現下,自己距離那個位置,似乎只有一步之遙,又似乎隔著千山萬水。

朱砂研開,那血紅的顏色,刺得弘皙眼暈。想到弘晉,他只覺得鉆心的疼。誰說天家無手足?對於打小就做他跟屁蟲的弘晉,他是真當成弟弟待的。

那句登大位後,封永敬為親王的話,也是他的真心話。

他眼觀鼻、鼻觀口、口問心,只覺得身上發冷。

康熙看了幾個折子,擡頭看了孫兒一眼,見他臉色有些發白,撂下毛筆道:“臉色這麽難看,是身子不舒坦?”

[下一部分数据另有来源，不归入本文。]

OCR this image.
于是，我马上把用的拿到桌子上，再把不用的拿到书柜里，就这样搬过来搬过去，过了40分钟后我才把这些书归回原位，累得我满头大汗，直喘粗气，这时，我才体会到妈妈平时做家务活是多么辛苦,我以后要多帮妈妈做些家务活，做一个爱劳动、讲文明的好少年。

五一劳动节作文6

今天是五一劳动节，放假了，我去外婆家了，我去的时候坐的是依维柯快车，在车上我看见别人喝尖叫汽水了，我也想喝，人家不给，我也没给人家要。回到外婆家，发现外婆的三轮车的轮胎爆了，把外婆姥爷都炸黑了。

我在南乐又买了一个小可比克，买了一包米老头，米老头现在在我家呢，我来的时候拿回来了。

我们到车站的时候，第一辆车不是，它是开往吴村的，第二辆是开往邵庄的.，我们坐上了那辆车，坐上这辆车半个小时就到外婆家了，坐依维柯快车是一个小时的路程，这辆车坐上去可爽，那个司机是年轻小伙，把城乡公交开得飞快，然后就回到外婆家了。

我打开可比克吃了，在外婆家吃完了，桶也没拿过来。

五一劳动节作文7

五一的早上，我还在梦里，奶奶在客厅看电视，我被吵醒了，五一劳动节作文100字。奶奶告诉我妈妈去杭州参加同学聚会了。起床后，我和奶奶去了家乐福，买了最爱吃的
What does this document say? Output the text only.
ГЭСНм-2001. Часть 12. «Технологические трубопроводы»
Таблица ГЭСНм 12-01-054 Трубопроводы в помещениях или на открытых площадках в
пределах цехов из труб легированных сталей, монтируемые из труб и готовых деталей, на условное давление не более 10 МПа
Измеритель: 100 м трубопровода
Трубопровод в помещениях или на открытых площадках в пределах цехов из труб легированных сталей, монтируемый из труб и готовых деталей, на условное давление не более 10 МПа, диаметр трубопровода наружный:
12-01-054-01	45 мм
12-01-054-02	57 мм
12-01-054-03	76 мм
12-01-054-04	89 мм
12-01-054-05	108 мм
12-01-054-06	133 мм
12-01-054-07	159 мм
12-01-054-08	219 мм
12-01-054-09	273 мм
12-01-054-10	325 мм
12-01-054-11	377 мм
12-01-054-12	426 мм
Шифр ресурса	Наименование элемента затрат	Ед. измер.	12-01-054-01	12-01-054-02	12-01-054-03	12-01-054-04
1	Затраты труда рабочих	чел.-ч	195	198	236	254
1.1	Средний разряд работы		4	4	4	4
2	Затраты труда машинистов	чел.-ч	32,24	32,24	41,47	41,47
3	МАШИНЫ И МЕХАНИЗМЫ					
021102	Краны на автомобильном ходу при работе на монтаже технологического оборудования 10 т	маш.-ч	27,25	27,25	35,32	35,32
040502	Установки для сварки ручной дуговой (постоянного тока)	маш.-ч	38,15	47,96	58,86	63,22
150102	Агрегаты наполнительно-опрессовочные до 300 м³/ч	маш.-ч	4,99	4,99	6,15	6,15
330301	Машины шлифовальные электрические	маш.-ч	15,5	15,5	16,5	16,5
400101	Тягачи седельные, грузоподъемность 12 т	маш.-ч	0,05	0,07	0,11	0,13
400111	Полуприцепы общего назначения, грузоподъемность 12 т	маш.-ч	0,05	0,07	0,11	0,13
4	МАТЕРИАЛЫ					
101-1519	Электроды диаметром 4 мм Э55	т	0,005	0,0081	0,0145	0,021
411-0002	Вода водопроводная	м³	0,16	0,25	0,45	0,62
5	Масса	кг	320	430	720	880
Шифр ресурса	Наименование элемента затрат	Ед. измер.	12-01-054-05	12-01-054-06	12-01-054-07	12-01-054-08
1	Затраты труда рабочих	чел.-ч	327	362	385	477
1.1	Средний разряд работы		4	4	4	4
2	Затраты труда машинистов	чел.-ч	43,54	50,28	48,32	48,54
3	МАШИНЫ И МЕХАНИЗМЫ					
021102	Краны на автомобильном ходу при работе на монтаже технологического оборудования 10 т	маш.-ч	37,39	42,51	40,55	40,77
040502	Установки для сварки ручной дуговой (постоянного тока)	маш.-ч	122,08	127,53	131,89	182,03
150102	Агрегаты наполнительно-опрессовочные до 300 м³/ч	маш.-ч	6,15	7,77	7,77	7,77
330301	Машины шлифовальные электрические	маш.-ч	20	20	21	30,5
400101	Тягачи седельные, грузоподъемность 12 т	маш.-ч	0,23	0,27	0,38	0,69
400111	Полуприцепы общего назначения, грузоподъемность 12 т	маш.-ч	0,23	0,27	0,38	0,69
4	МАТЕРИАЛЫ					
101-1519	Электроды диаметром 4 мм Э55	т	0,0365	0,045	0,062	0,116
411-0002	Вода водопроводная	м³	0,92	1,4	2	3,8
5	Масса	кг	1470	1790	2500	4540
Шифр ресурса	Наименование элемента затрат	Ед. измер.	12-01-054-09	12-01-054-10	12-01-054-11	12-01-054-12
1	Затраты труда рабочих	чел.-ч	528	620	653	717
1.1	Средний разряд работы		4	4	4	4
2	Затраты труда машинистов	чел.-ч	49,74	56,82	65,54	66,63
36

弘皙曉得在祖父面前,不好遮掩,隨口道:“昨日在校場跟著十六叔、十七叔射了會兒箭,出汗後脫了外頭衣裳,像是有些著涼了。”

射箭之事是實話,果然康熙聽了,並不生疑,點點頭道:“既是如此,就早點傳太醫,不要耽擱了。”

弘皙應了一聲,從清溪書屋出來。

不曉得哪裏來了一陣風,弘皙真覺得身上發寒,打了個哆嗦,擡頭望了望天。

這時,就見他的貼身太監青白著臉,疾步過來,哽咽著稟道:“爺,三爺……三爺薨了……”

弘皙看著眼前人,只覺得天旋地轉……

三月十二日,皇孫弘晉墜馬,當場斃命。

弘晉墜馬的地界,就在海澱,距離官道不遠,所以驚馬之時,就有幾個到暢春園陛見回來的官員目擊。

因此,消息當日就傳揚開來。

曹寅父子是當晚知曉這個消息的,父子兩個的神色都有些沉重。火燒老君觀只是想報復下弘皙,以作警示,讓他曉得輕重,別將心思放在對付曹家身上。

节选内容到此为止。